AIM and AEPW to trial packaging waste sorting system in Denmark

The Digital Watermarks Initiative HolyGrail 2.0 is on track to enter in-market demonstrations next year.

The European Brands Association (AIM) has partnered with the Alliance to End Plastic Waste (AEPW) for the next stage of testing digital watermarks for the intelligent sorting of packaging waste.

The Digital Watermarks Initiative Holy Grail 2.0 project seeks to investigate whether the use of digital technology can help achieve a circular economy.

The partners will collaborate with the City of Copenhagen to conduct the semi-industrial test phase of the pilot over the next four months.

They will install a prototype sorting detection unit at the Amager Resource Centre in Copenhagen, which will carry out the test with 200 coded stock-keeping units.

The system will be subjected to various tests to assess its speed, accuracy and ability to endure the pressures of full-scale industrial operations.

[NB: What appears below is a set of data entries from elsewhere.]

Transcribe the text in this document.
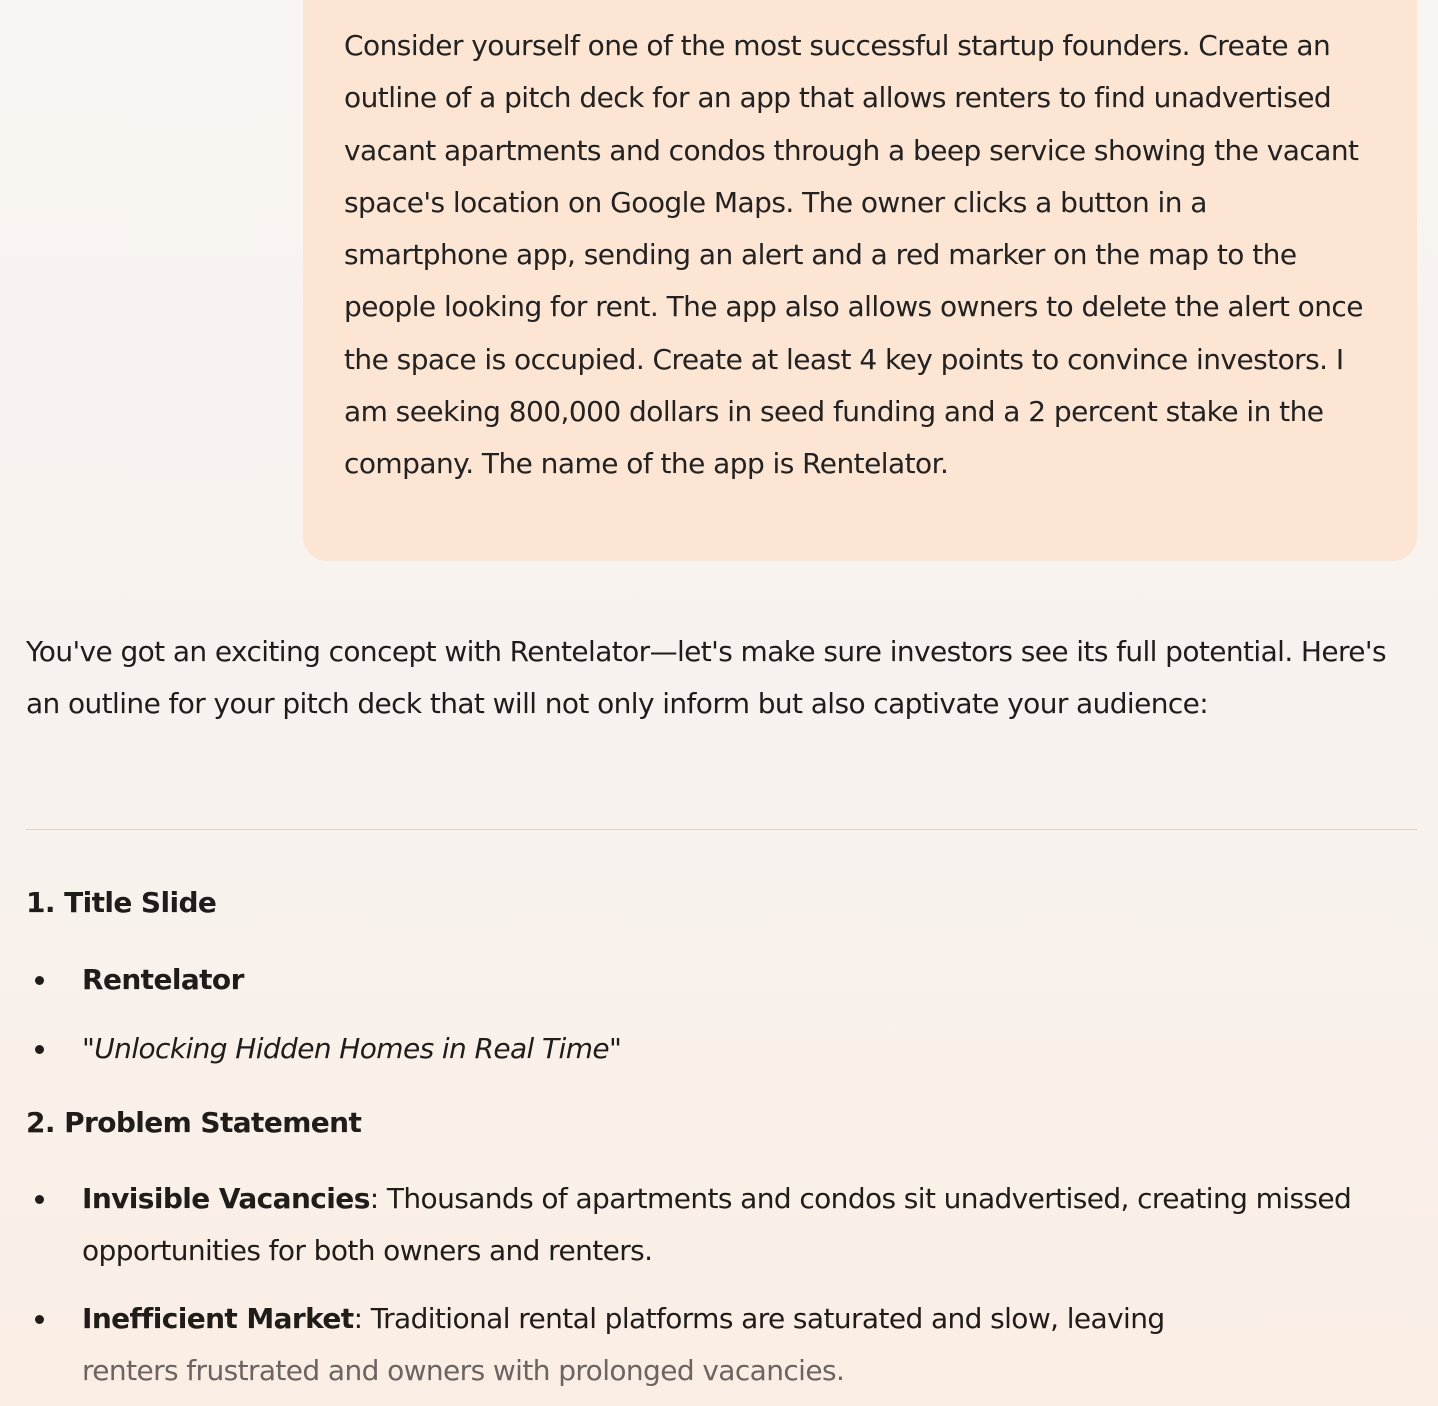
Consider yourself one of the most successful startup founders. Create an outline of a pitch deck for an app that allows renters to find unadvertised vacant apartments and condos through a beep service showing the vacant space's location on Google Maps. The owner clicks a button in a smartphone app, sending an alert and a red marker on the map to the people looking for rent. The app also allows owners to delete the alert once the space is occupied. Create at least 4 key points to convince investors. I am seeking 800,000 dollars in seed funding and a 2 percent stake in the company. The name of the app is Rentelator.

You've got an exciting concept with Rentelator—let's make sure investors see its full potential. Here's an outline for your pitch deck that will not only inform but also captivate your audience:

1. Title Slide

Rentelator
"Unlocking Hidden Homes in Real Time"

2. Problem Statement

Invisible Vacancies: Thousands of apartments and condos sit unadvertised, creating missed opportunities for both owners and renters.
Inefficient Market: Traditional rental platforms are saturated and slow, leaving
renters frustrated and owners with prolonged vacancies.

AIM director-general Michelle Gibbons said: “We are delighted to enter the next phase of semi-industrial testing within the Digital Watermarks Initiative together with our new partner, the AEPW.

“Collaboration is the way forward to achieve the EU’s circular economy goals and we are confident that this technology has the potential to drive a truly circular economy for packaging.”

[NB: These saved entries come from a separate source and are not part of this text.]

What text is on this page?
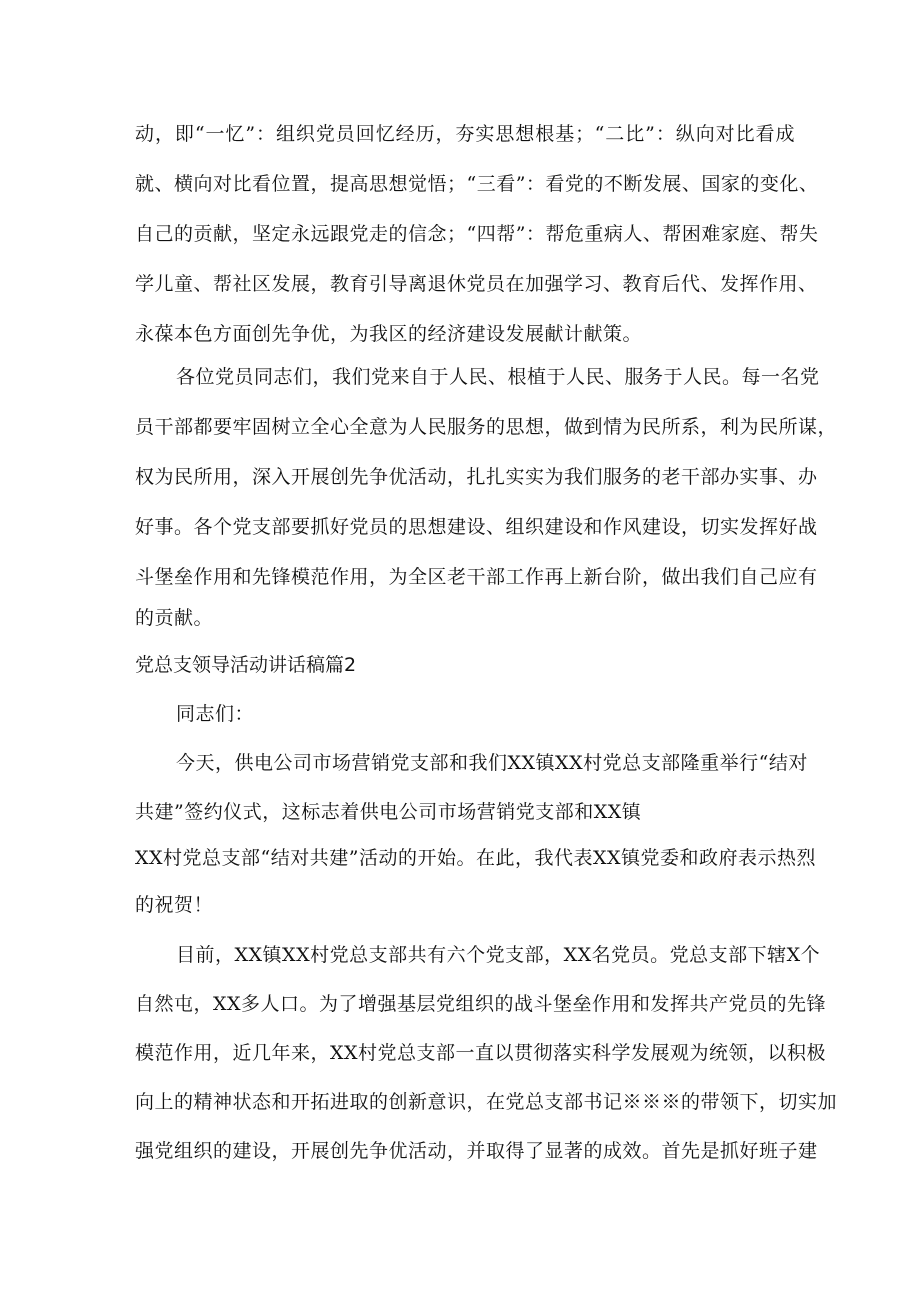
动，即“一忆”：组织党员回忆经历，夯实思想根基；“二比”：纵向对比看成
就、横向对比看位置，提高思想觉悟；“三看”：看党的不断发展、国家的变化、
自己的贡献，坚定永远跟党走的信念；“四帮”：帮危重病人、帮困难家庭、帮失
学儿童、帮社区发展，教育引导离退休党员在加强学习、教育后代、发挥作用、
永葆本色方面创先争优，为我区的经济建设发展献计献策。
各位党员同志们，我们党来自于人民、根植于人民、服务于人民。每一名党
员干部都要牢固树立全心全意为人民服务的思想，做到情为民所系，利为民所谋，
权为民所用，深入开展创先争优活动，扎扎实实为我们服务的老干部办实事、办
好事。各个党支部要抓好党员的思想建设、组织建设和作风建设，切实发挥好战
斗堡垒作用和先锋模范作用，为全区老干部工作再上新台阶，做出我们自己应有
的贡献。
党总支领导活动讲话稿篇2
同志们：
今天，供电公司市场营销党支部和我们XX镇XX村党总支部隆重举行“结对
共建”签约仪式，这标志着供电公司市场营销党支部和XX镇
XX村党总支部“结对共建”活动的开始。在此，我代表XX镇党委和政府表示热烈
的祝贺！
目前，XX镇XX村党总支部共有六个党支部，XX名党员。党总支部下辖X个
自然屯，XX多人口。为了增强基层党组织的战斗堡垒作用和发挥共产党员的先锋
模范作用，近几年来，XX村党总支部一直以贯彻落实科学发展观为统领，以积极
向上的精神状态和开拓进取的创新意识，在党总支部书记※※※的带领下，切实加
强党组织的建设，开展创先争优活动，并取得了显著的成效。首先是抓好班子建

If the system completes the semi-industrial trials successfully, digitally watermarked products are expected to become commercially available across Denmark, France and Germany by early next year.

Launched last September, the Holy Grail 2.0 project has so far attracted more than 130 participating companies and organisations across the complete packaging value chain.

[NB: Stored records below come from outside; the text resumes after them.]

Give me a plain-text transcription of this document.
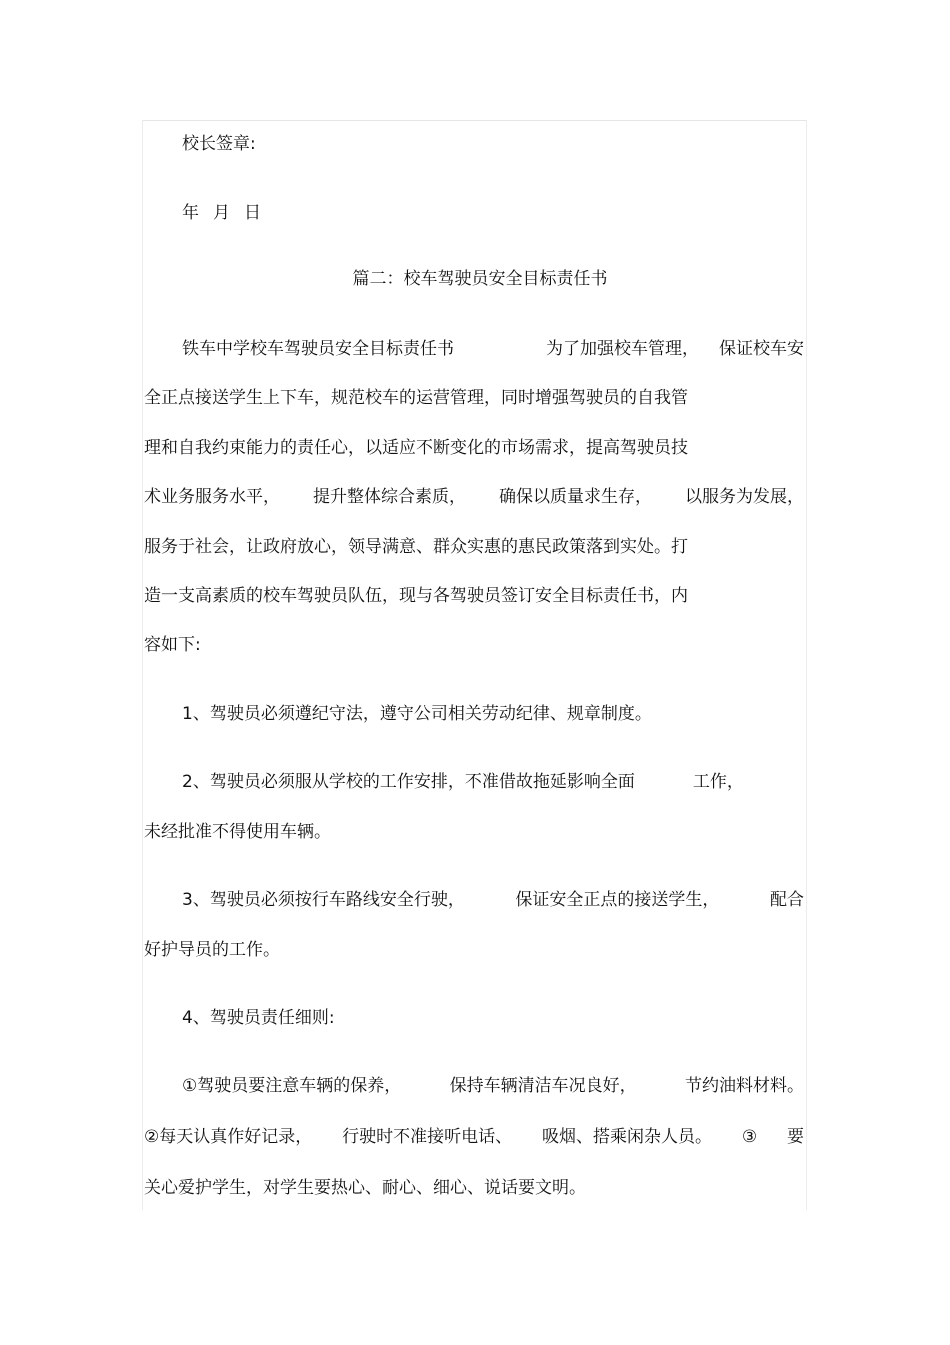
校长签章:
年 月 日
篇二：校车驾驶员安全目标责任书
铁车中学校车驾驶员安全目标责任书	为了加强校车管理， 保证校车安
全正点接送学生上下车，规范校车的运营管理，同时增强驾驶员的自我管
理和自我约束能力的责任心，以适应不断变化的市场需求，提高驾驶员技
术业务服务水平， 提升整体综合素质， 确保以质量求生存， 以服务为发展，
服务于社会，让政府放心，领导满意、群众实惠的惠民政策落到实处。打
造一支高素质的校车驾驶员队伍，现与各驾驶员签订安全目标责任书，内
容如下:
1、驾驶员必须遵纪守法，遵守公司相关劳动纪律、规章制度。
2、驾驶员必须服从学校的工作安排，不准借故拖延影响全面	工作，
未经批准不得使用车辆。
3、驾驶员必须按行车路线安全行驶，	保证安全正点的接送学生，	配合
好护导员的工作。
4、驾驶员责任细则:
①驾驶员要注意车辆的保养，	保持车辆清洁车况良好，	节约油料材料。
②每天认真作好记录， 行驶时不准接听电话、 吸烟、搭乘闲杂人员。 ③ 要
关心爱护学生，对学生要热心、耐心、细心、说话要文明。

AEPW president and CEO Jacob Duer said: “The AEPW is excited to support the scaling of this project in its next phase of progress, in line with our mission to end plastic waste in the environment.

“As testing continues, we know there will be many things to solve along the way, but with strong collaboration of our public and private sector partners, we believe intelligent sorting can be a new frontier that could help dramatically improve plastic waste management.”